Asep menjelaskan, perkara sengketa lahan ini telah bergulir sejak 2023 dan menempuh proses hukum hingga tingkat kasasi.
Putusan kasasi tersebut menguatkan putusan Pengadilan Negeri Depok yang memenangkan PT KD.
Berdasarkan putusan tersebut, PT KD kemudian mengajukan permohonan eksekusi pengosongan lahan pada Januari 2025.
Namun, permohonan eksekusi itu tidak segera ditindaklanjuti meski telah diajukan beberapa kali.
Di sisi lain, pihak warga mengajukan upaya hukum Peninjauan Kembali (PK) pada Februari 2025.

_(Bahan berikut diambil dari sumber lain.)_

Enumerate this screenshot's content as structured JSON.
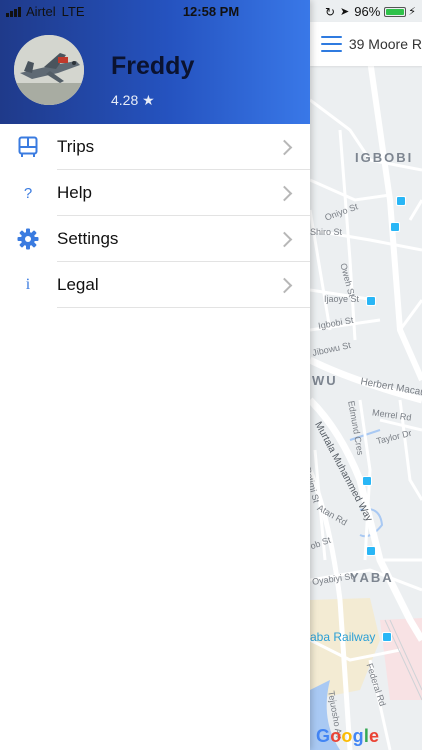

Dalam proses tersebut, Ketua PN Depok I Wayan Eka dan Wakil Ketua PN Depok Bambang Setyawan diduga meminta Juru Sita PN Depok, Yohansyah Maruanaya, untuk menjadi perantara komunikasi dengan pihak PT KD. Seluruh komunikasi dilakukan melalui satu pintu dengan imbalan sejumlah uang
Sementara itu Ketua Mahkamah Agung (MA), Sunarto, buka suara usai Ketua Pengadilan Negeri (PN) Depok I Wayan Eka Mariarta dan Wakil Ketua PN Depok Bambang Setyawan terjerat operasi tangkap tangan (OTT) KPK.
Ia menyebut pihaknya tak ada belas kasihan sedikitpun kepada hakim yang terlibat.
Sunarto menyertakan video saat dirinya memberikan pernyataan dalam sebuah forum. Dalam keterangan itu ditegaskan pilihan bagi hakim yang terjerat pelayanan transaksional hanya dua, yakni berhenti atau penjara.
“Pilihannya cuman dua, berhenti atau penjara. Sekali lagi saya tekankan saya tidak ada belas kasihan sedikitpun, kita matikan nurani kita demi menjaga marwah lembaga kita,” kata Sunarto membagikan pernyataannya, Sabtu (6/2/2026).